In order to simulate the working process, an accurate description of heat transfer occurring between in-cylinder gases and combustion chamber walls is required, especially regarding thermal efficiency, combustion and emissions, or cooling strategies.
Combustion chamber wall heat transfer models are dominated by zero-dimensional semi-empirical models due to their good compromise between accuracy, complexity and computational efficiency. Classic models such as those from Woschni, Annand or Hohenberg are still widely used, despite having been developed on rather ancient engines. While numerous authors have worked on this topic in the past decades, little information can be found concerning the systematic calibration process of heat transfer models.

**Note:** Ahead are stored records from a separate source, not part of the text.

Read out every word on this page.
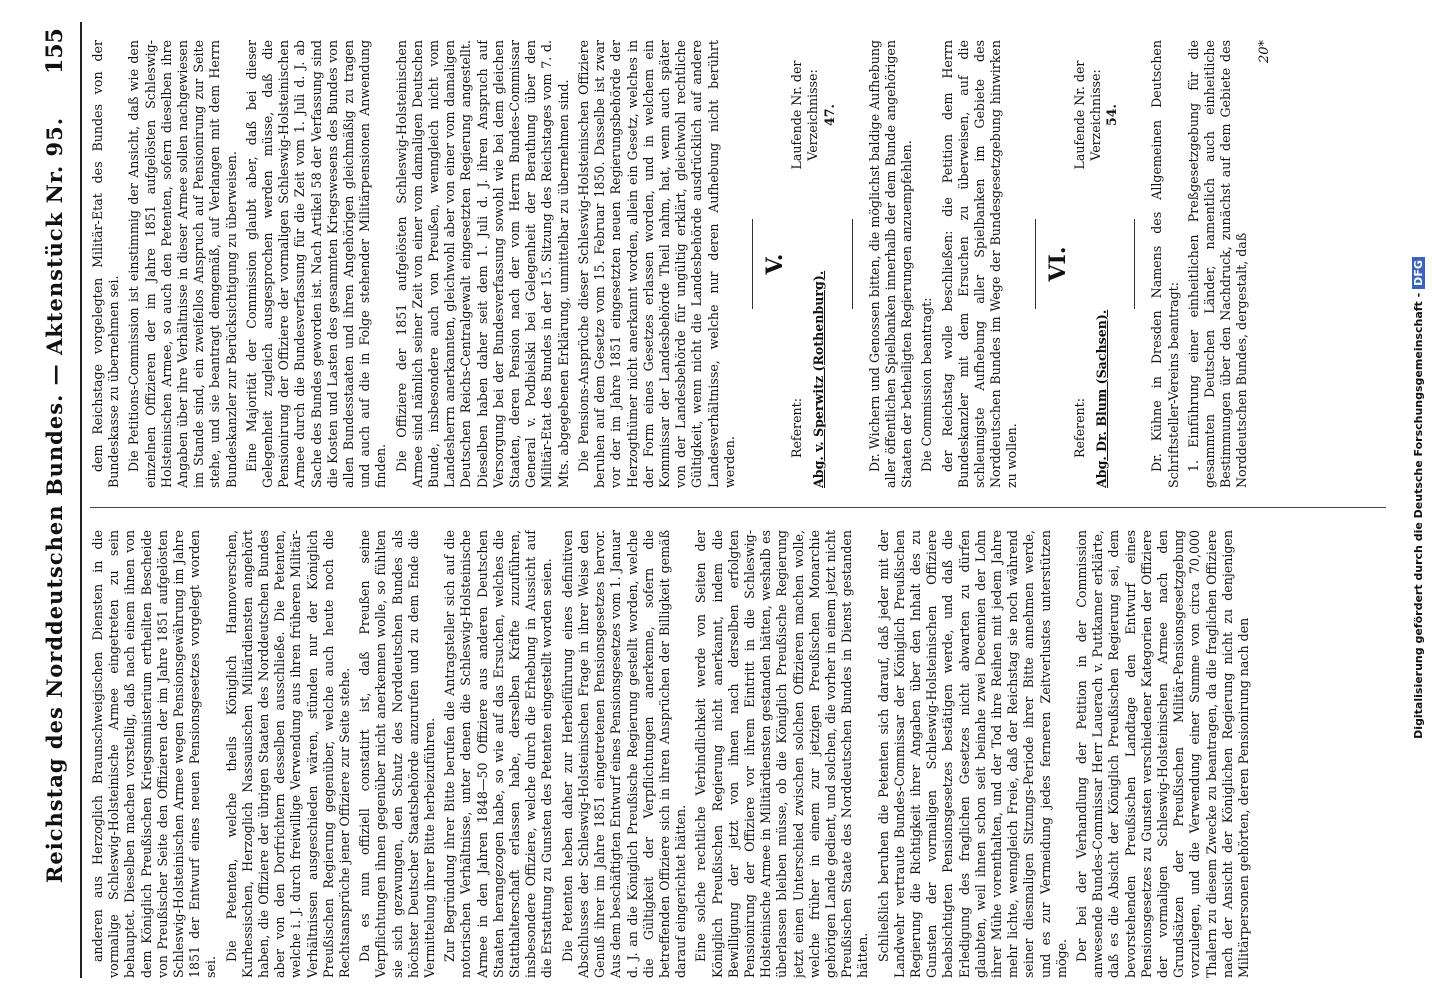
Reichstag des Norddeutschen Bundes. — Aktenstück Nr. 95.
155

anderen aus Herzoglich Braunschweigischen Diensten in die vormalige Schleswig-Holsteinische Armee eingetreten zu sein behauptet. Dieselben machen vorstellig, daß nach einem ihnen von dem Königlich Preußischen Kriegsministerium ertheilten Bescheide von Preußischer Seite den Offizieren der im Jahre 1851 aufgelösten Schleswig-Holsteinischen Armee wegen Pensionsgewährung im Jahre 1851 der Entwurf eines neuen Pensionsgesetzes vorgelegt worden sei.

Die Petenten, welche theils Königlich Hannoverschen, Kurhessischen, Herzoglich Nassauischen Militärdiensten angehört haben, die Offiziere der übrigen Staaten des Norddeutschen Bundes aber von den Dorfrichtern desselben ausschließe. Die Petenten, welche i. J. durch freiwillige Verwendung aus ihren früheren Militär-Verhältnissen ausgeschieden wären, stünden nur der Königlich Preußischen Regierung gegenüber, welche auch heute noch die Rechtsansprüche jener Offiziere zur Seite stehe. Da es nun offiziell constatirt ist, daß Preußen seine Verpflichtungen ihnen gegenüber nicht anerkennen wolle, so fühlten sie sich gezwungen, den Schutz des Norddeutschen Bundes als höchster Deutscher Staatsbehörde anzurufen und zu dem Ende die Vermittelung ihrer Bitte herbeizuführen. Zur Begründung ihrer Bitte berufen die Antragsteller sich auf die notorischen Verhältnisse, unter denen die Schleswig-Holsteinische Armee in den Jahren 1848—50 Offiziere aus anderen Deutschen Staaten herangezogen habe, so wie auf das Ersuchen, welches die Statthalterschaft erlassen habe, derselben Kräfte zuzuführen, insbesondere Offiziere, welche durch die Erhebung in Aussicht auf die Erstattung zu Gunsten des Petenten eingestellt worden seien. Die Petenten heben daher zur Herbeiführung eines definitiven Abschlusses der Schleswig-Holsteinischen Frage in ihrer Weise den Genuß ihrer im Jahre 1851 eingetretenen Pensionsgesetzes hervor. Aus dem beschäftigten Entwurf eines Pensionsgesetzes vom 1. Januar d. J. an die Königlich Preußische Regierung gestellt worden, welche die Gültigkeit der Verpflichtungen anerkenne, sofern die betreffenden Offiziere sich in ihren Ansprüchen der Billigkeit gemäß darauf eingerichtet hätten. Eine solche rechtliche Verbindlichkeit werde von Seiten der Königlich Preußischen Regierung nicht anerkannt, indem die Bewilligung der jetzt von ihnen nach derselben erfolgten Pensionirung der Offiziere vor ihrem Eintritt in die Schleswig-Holsteinische Armee in Militärdiensten gestanden hätten, weshalb es überlassen bleiben müsse, ob die Königlich Preußische Regierung jetzt einen Unterschied zwischen solchen Offizieren machen wolle, welche früher in einem zur jetzigen Preußischen Monarchie gehörigen Lande gedient, und solchen, die vorher in einem jetzt nicht Preußischen Staate des Norddeutschen Bundes in Dienst gestanden hätten. Schließlich beruhen die Petenten sich darauf, daß jeder mit der Landwehr vertraute Bundes-Commissar der Königlich Preußischen Regierung die Richtigkeit ihrer Angaben über den Inhalt des zu Gunsten der vormaligen Schleswig-Holsteinischen Offiziere beabsichtigten Pensionsgesetzes bestätigen werde, und daß die Erledigung des fraglichen Gesetzes nicht abwarten zu dürfen glaubten, weil ihnen schon seit beinahe zwei Decennien der Lohn ihrer Mühe vorenthalten, und der Tod ihre Reihen mit jedem Jahre mehr lichte, wenngleich Freie, daß der Reichstag sie noch während seiner diesmaligen Sitzungs-Periode ihrer Bitte annehmen werde, und es zur Vermeidung jedes ferneren Zeitverlustes unterstützen möge. Der bei der Verhandlung der Petition in der Commission anwesende Bundes-Commissar Herr Lauerach v. Puttkamer erklärte, daß es die Absicht der Königlich Preußischen Regierung sei, dem bevorstehenden Preußischen Landtage den Entwurf eines Pensionsgesetzes zu Gunsten verschiedener Kategorien der Offiziere der vormaligen Schleswig-Holsteinischen Armee nach den Grundsätzen der Preußischen Militär-Pensionsgesetzgebung vorzulegen, und die Verwendung einer Summe von circa 70,000 Thalern zu diesem Zwecke zu beantragen, da die fraglichen Offiziere nach der Ansicht der Königlichen Regierung nicht zu denjenigen Militärpersonen gehörten, deren Pensionirung nach den

dem Reichstage vorgelegten Militär-Etat des Bundes von der Bundeskasse zu übernehmen sei. Die Petitions-Commission ist einstimmig der Ansicht, daß wie den einzelnen Offizieren der im Jahre 1851 aufgelösten Schleswig-Holsteinischen Armee, so auch den Petenten, sofern dieselben ihre Angaben über ihre Verhältnisse in dieser Armee sollen nachgewiesen im Stande sind, ein zweifellos Anspruch auf Pensionirung zur Seite stehe, und sie beantragt demgemäß, auf Verlangen mit dem Herrn Bundeskanzler zur Berücksichtigung zu überweisen. Eine Majorität der Commission glaubt aber, daß bei dieser Gelegenheit zugleich ausgesprochen werden müsse, daß die Pensionirung der Offiziere der vormaligen Schleswig-Holsteinischen Armee durch die Bundesverfassung für die Zeit vom 1. Juli d. J. ab Sache des Bundes geworden ist. Nach Artikel 58 der Verfassung sind die Kosten und Lasten des gesammten Kriegswesens des Bundes von allen Bundesstaaten und ihren Angehörigen gleichmäßig zu tragen und auch auf die in Folge stehender Militärpensionen Anwendung finden. Die Offiziere der 1851 aufgelösten Schleswig-Holsteinischen Armee sind nämlich seiner Zeit von einer vom damaligen Deutschen Bunde, insbesondere auch von Preußen, wenngleich nicht vom Landesherrn anerkannten, gleichwohl aber von einer vom damaligen Deutschen Reichs-Centralgewalt eingesetzten Regierung angestellt. Dieselben haben daher seit dem 1. Juli d. J. ihren Anspruch auf Versorgung bei der Bundesverfassung sowohl wie bei dem gleichen Staaten, deren Pension nach der vom Herrn Bundes-Commissar General v. Podbielski bei Gelegenheit der Berathung über den Militär-Etat des Bundes in der 15. Sitzung des Reichstages vom 7. d. Mts. abgegebenen Erklärung, unmittelbar zu übernehmen sind. Die Pensions-Ansprüche dieser Schleswig-Holsteinischen Offiziere beruhen auf dem Gesetze vom 15. Februar 1850. Dasselbe ist zwar vor der im Jahre 1851 eingesetzten neuen Regierungsbehörde der Herzogthümer nicht anerkannt worden, allein ein Gesetz, welches in der Form eines Gesetzes erlassen worden, und in welchem ein Kommissar der Landesbehörde Theil nahm, hat, wenn auch später von der Landesbehörde für ungültig erklärt, gleichwohl rechtliche Gültigkeit, wenn nicht die Landesbehörde ausdrücklich auf andere Landesverhältnisse, welche nur deren Aufhebung nicht berührt werden.

V.
Laufende Nr. der Verzeichnisse: 47.
Referent: Abg. v. Sperwitz (Rothenburg).	Dr. Wichern und Genossen bitten, die möglichst baldige Aufhebung aller öffentlichen Spielbanken innerhalb der dem Bunde angehörigen Staaten der betheiligten Regierungen anzuempfehlen. Die Commission beantragt: der Reichstag wolle beschließen: die Petition dem Herrn Bundeskanzler mit dem Ersuchen zu überweisen, auf die schleunigste Aufhebung aller Spielbanken im Gebiete des Norddeutschen Bundes im Wege der Bundesgesetzgebung hinwirken zu wollen.

VI.
Laufende Nr. der Verzeichnisse: 54.
Referent: Abg. Dr. Blum (Sachsen).	Dr. Kühne in Dresden Namens des Allgemeinen Deutschen Schriftsteller-Vereins beantragt: 1. Einführung einer einheitlichen Preßgesetzgebung für die gesammten Deutschen Länder, namentlich auch einheitliche Bestimmungen über den Nachdruck, zunächst auf dem Gebiete des Norddeutschen Bundes, dergestalt, daß

20*
Digitalisierung gefördert durch die Deutsche Forschungsgemeinschaft -DFG
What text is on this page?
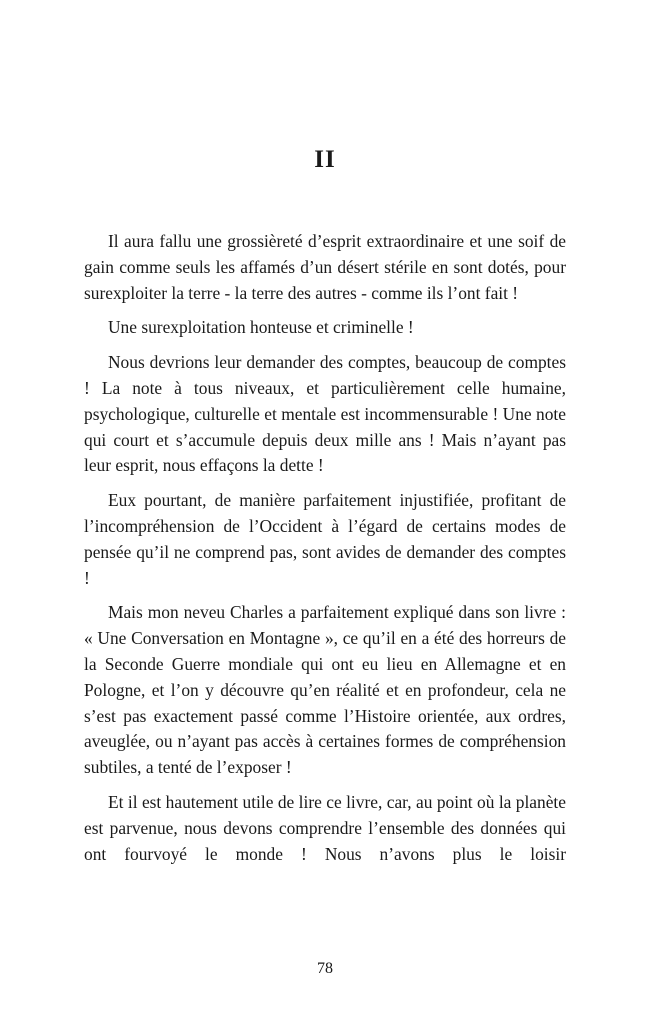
II

Il aura fallu une grossièreté d’esprit extraordinaire et une soif de gain comme seuls les affamés d’un désert stérile en sont dotés, pour surexploiter la terre - la terre des autres - comme ils l’ont fait !

Une surexploitation honteuse et criminelle !

Nous devrions leur demander des comptes, beaucoup de comptes ! La note à tous niveaux, et particulièrement celle humaine, psychologique, culturelle et mentale est incommensurable ! Une note qui court et s’accumule depuis deux mille ans ! Mais n’ayant pas leur esprit, nous effaçons la dette !

Eux pourtant, de manière parfaitement injustifiée, profitant de l’incompréhension de l’Occident à l’égard de certains modes de pensée qu’il ne comprend pas, sont avides de demander des comptes !

Mais mon neveu Charles a parfaitement expliqué dans son livre : « Une Conversation en Montagne », ce qu’il en a été des horreurs de la Seconde Guerre mondiale qui ont eu lieu en Allemagne et en Pologne, et l’on y découvre qu’en réalité et en profondeur, cela ne s’est pas exactement passé comme l’Histoire orientée, aux ordres, aveuglée, ou n’ayant pas accès à certaines formes de compréhension subtiles, a tenté de l’exposer !

Et il est hautement utile de lire ce livre, car, au point où la planète est parvenue, nous devons comprendre l’ensemble des données qui ont fourvoyé le monde ! Nous n’avons plus le loisir

78
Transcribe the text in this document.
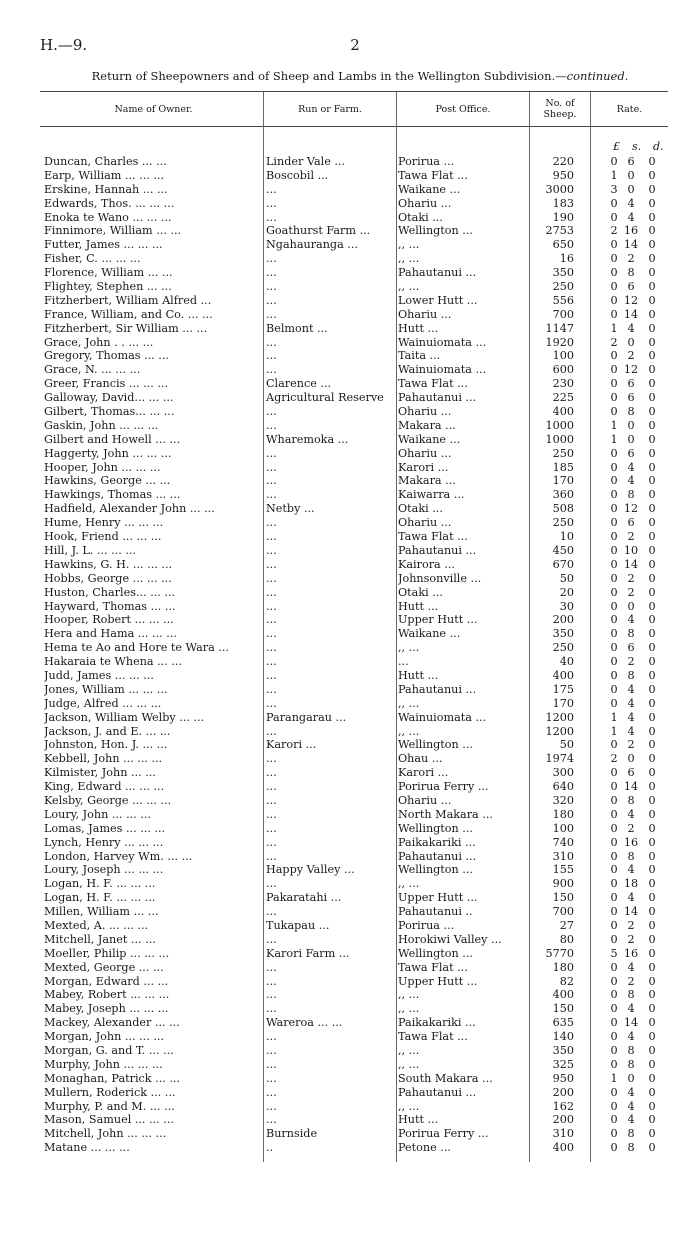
H.—9.	2
Return of Sheepowners and of Sheep and Lambs in the Wellington Subdivision.—continued.
Name of Owner.	Run or Farm.	Post Office.	No. of Sheep.	Rate.
£ s. d.
Duncan, Charles ... ...	Linder Vale ...	Porirua ...	220	0 6	0
Earp, William ... ... ...	Boscobil ...	Tawa Flat ...	950	1 0	0
Erskine, Hannah ... ...	...	Waikane ...	3000	3 0	0
Edwards, Thos. ... ... ...	...	Ohariu ...	183	0 4	0
Enoka te Wano ... ... ...	...	Otaki ...	190	0 4	0
Finnimore, William ... ...	Goathurst Farm ...	Wellington ...	2753	2 16 0
Futter, James ... ... ...	Ngahauranga ...	,, ...	650	0 14 0
Fisher, C. ... ... ...	...	,, ...	16	0 2	0
Florence, William ... ...	...	Pahautanui ...	350	0 8	0
Flightey, Stephen ... ...	...	,, ...	250	0 6	0
Fitzherbert, William Alfred ...	...	Lower Hutt ...	556	0 12 0
France, William, and Co. ... ...	...	Ohariu ...	700	0 14 0
Fitzherbert, Sir William ... ...	Belmont ...	Hutt ...	1147	1 4	0
Grace, John . . ... ...	...	Wainuiomata ...	1920	2 0	0
Gregory, Thomas ... ...	...	Taita ...	100	0 2	0
Grace, N. ... ... ...	...	Wainuiomata ...	600	0 12 0
Greer, Francis ... ... ...	Clarence ...	Tawa Flat ...	230	0 6	0
Galloway, David... ... ...	Agricultural Reserve	Pahautanui ...	225	0 6	0
Gilbert, Thomas... ... ...	...	Ohariu ...	400	0 8	0
Gaskin, John ... ... ...	...	Makara ...	1000	1 0	0
Gilbert and Howell ... ...	Wharemoka ...	Waikane ...	1000	1 0	0
Haggerty, John ... ... ...	...	Ohariu ...	250	0 6	0
Hooper, John ... ... ...	...	Karori ...	185	0 4	0
Hawkins, George ... ...	...	Makara ...	170	0 4	0
Hawkings, Thomas ... ...	...	Kaiwarra ...	360	0 8	0
Hadfield, Alexander John ... ...	Netby ...	Otaki ...	508	0 12 0
Hume, Henry ... ... ...	...	Ohariu ...	250	0 6	0
Hook, Friend ... ... ...	...	Tawa Flat ...	10	0 2	0
Hill, J. L. ... ... ...	...	Pahautanui ...	450	0 10 0
Hawkins, G. H. ... ... ...	...	Kairora ...	670	0 14 0
Hobbs, George ... ... ...	...	Johnsonville ...	50	0 2	0
Huston, Charles... ... ...	...	Otaki ...	20	0 2	0
Hayward, Thomas ... ...	...	Hutt ...	30	0 0	0
Hooper, Robert ... ... ...	...	Upper Hutt ...	200	0 4	0
Hera and Hama ... ... ...	...	Waikane ...	350	0 8	0
Hema te Ao and Hore te Wara ...	...	,, ...	250	0 6	0
Hakaraia te Whena ... ...	...	...	40	0 2	0
Judd, James ... ... ...	...	Hutt ...	400	0 8	0
Jones, William ... ... ...	...	Pahautanui ...	175	0 4	0
Judge, Alfred ... ... ...	...	,, ...	170	0 4	0
Jackson, William Welby ... ...	Parangarau ...	Wainuiomata ...	1200	1 4	0
Jackson, J. and E. ... ...	...	,, ...	1200	1 4	0
Johnston, Hon. J. ... ...	Karori ...	Wellington ...	50	0 2	0
Kebbell, John ... ... ...	...	Ohau ...	1974	2 0	0
Kilmister, John ... ...	...	Karori ...	300	0 6	0
King, Edward ... ... ...	...	Porirua Ferry ...	640	0 14 0
Kelsby, George ... ... ...	...	Ohariu ...	320	0 8	0
Loury, John ... ... ...	...	North Makara ...	180	0 4	0
Lomas, James ... ... ...	...	Wellington ...	100	0 2	0
Lynch, Henry ... ... ...	...	Paikakariki ...	740	0 16 0
London, Harvey Wm. ... ...	...	Pahautanui ...	310	0 8	0
Loury, Joseph ... ... ...	Happy Valley ...	Wellington ...	155	0 4	0
Logan, H. F. ... ... ...	...	,, ...	900	0 18 0
Logan, H. F. ... ... ...	Pakaratahi ...	Upper Hutt ...	150	0 4	0
Millen, William ... ...	...	Pahautanui ..	700	0 14 0
Mexted, A. ... ... ...	Tukapau ...	Porirua ...	27	0 2	0
Mitchell, Janet ... ...	...	Horokiwi Valley ...	80	0 2	0
Moeller, Philip ... ... ...	Karori Farm ...	Wellington ...	5770	5 16 0
Mexted, George ... ...	...	Tawa Flat ...	180	0 4	0
Morgan, Edward ... ...	...	Upper Hutt ...	82	0 2	0
Mabey, Robert ... ... ...	...	,, ...	400	0 8	0
Mabey, Joseph ... ... ...	...	,, ...	150	0 4	0
Mackey, Alexander ... ...	Wareroa ... ...	Paikakariki ...	635	0 14 0
Morgan, John ... ... ...	...	Tawa Flat ...	140	0 4	0
Morgan, G. and T. ... ...	...	,, ...	350	0 8	0
Murphy, John ... ... ...	...	,, ...	325	0 8	0
Monaghan, Patrick ... ...	...	South Makara ...	950	1 0	0
Mullern, Roderick ... ...	...	Pahautanui ...	200	0 4	0
Murphy, P. and M. ... ...	...	,, ...	162	0 4	0
Mason, Samuel ... ... ...	...	Hutt ...	200	0 4	0
Mitchell, John ... ... ...	Burnside	Porirua Ferry ...	310	0 8	0
Matane ... ... ...	..	Petone ...	400	0 8	0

In this paper, a systematic calibration method based on experimental data processing is tested on the complete operating map of a turbocharged GDI engine. This method mainly relies on heat release rate calculations using in-cylinder pressure during the compression stroke or/and after the end of the combustion. Practical sub-models have been chosen for wall temperatures, trapped mass and residual gas fractions estimations. The described method is tested by calibrating two simple wall heat losses models, the Hohenberg model and the reduced Woschni model by defining calibration objectives on compression and after the end of combustion. The influence of calibration objectives over simulated results is then analyzed. While tested models behave properly when applied to single operating points on either of the calibration objectives, they do not provide accurate results for both objectives at the same time. Moreover, such simple models cannot cover the whole engine operating map with a unique set of calibration parameters for the compression objective.